Sahara Desert, Africa.

What is a desert?

Have you ever been to a desert? Well, if you havent, let me tell you about what a desert is. A desert is a biome that recieves very little rain, which makes is extremely difficult to support animal and plant life. Both plants and animals in these enviroments need special adaptations in order to survive.

Travel info

The country we have decided to research is north Africa. The reason to this is because the Sahara desert lies here. Transportation here mostly relies on camels, but traveling by bus is becoming popular. Suprisingly, there are plenty of food sources in deserts like these. A majority of the cactus can be eaten, along with exotic fruits that come from an oasis. There are some animals to hunt, like wild gazelles and birds. In trips to places like these, there is specific equipment needed to survive in these conditions. For example, you will need:

-Winter clothing. At night, the temperature drops drastically.

-Backpack. You'll need this to carry water and other supplies needed.

-Good walking shoes. You will be walking a lot when you're here.

-Food and water for the first and second day.

-Travel flashlight.

Weather and Environment

The Sahara's landscape is composed of the iconic sand dunes with dry mountains and plateaus. Due to it's severe dry climate, it has two rivers, along with a couple lakes. Otherwise, the Sahara has a substantial amount of aquifers. Because of the dry climate, the enviroment is extremely affected. Species evolve and develop adaptations, along with strategies to beat the heat. Water is very limited, so animals and plants like camels and cacti have evolved to hold more water for longer periods.

Endangered species

The Sahara desert has some endangered animals, those being the sahara cheetah and the addax antelope. The addax antelope has an estimate of 500 species left in the sahara desert. Their endangered because of poachers and global warming. There are less than 250 sahara cheetahs today, also from poaching.

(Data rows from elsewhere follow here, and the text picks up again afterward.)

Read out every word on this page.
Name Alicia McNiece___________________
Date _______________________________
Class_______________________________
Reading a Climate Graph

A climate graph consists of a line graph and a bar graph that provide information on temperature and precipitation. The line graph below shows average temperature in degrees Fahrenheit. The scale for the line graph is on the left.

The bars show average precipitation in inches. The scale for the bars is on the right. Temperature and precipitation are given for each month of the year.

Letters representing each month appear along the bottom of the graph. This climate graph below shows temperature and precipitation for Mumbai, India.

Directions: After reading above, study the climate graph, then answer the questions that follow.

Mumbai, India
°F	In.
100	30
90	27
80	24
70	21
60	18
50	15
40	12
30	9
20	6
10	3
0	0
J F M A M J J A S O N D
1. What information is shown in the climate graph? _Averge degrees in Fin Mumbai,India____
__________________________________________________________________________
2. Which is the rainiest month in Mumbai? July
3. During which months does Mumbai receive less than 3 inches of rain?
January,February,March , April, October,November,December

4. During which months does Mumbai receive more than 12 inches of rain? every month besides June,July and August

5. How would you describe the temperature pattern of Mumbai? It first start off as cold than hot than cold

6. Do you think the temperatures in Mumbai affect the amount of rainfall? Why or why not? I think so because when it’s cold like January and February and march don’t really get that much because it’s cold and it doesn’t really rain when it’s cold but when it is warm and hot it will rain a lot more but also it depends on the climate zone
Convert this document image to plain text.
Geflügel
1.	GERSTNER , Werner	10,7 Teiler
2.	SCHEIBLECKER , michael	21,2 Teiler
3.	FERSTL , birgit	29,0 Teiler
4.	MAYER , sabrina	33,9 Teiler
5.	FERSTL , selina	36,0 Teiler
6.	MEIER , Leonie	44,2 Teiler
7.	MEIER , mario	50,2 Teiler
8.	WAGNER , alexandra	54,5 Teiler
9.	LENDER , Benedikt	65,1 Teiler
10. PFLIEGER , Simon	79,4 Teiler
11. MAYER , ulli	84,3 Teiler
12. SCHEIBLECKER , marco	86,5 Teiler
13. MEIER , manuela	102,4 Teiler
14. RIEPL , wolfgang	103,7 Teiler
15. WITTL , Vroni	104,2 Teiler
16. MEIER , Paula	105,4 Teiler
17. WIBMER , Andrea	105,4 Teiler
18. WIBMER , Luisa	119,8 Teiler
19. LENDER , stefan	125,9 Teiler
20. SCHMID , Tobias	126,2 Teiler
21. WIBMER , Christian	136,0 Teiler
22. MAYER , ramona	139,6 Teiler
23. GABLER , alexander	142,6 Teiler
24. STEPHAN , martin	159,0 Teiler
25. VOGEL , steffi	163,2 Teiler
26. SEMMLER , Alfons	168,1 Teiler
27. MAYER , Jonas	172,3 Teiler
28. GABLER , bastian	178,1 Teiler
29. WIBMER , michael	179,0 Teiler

Ecology is quite different in the desert biome. Rather than competing for sunlight, plants try to adapt themselves so that they get less sunlight. Most animals in deserts are carnivals, because it becomes difficult to graze and eat plants like cacti. An example of a predator-prey relationship is between the tarantula and the tarantula hawk wasp. The jackrabbit and the desert coyote could be another example. There are a whole lot of limiting factors in desert biomes. First, there's the temperature. It gets too hot during the day for organisms and it sometimes will get too cold at night. There's also little precipitation, which forces species to adapt/evolve in order to be able to store water and use less of it. There are some ways that us humans could be/ already be impacting the ecosystems of the desert. For example, plants could be destroyed and soil could be polluted when traveled on by vehicles, such as trucks and bikes. There is also some who hunt for animals, which decreases population and messes up the food chain.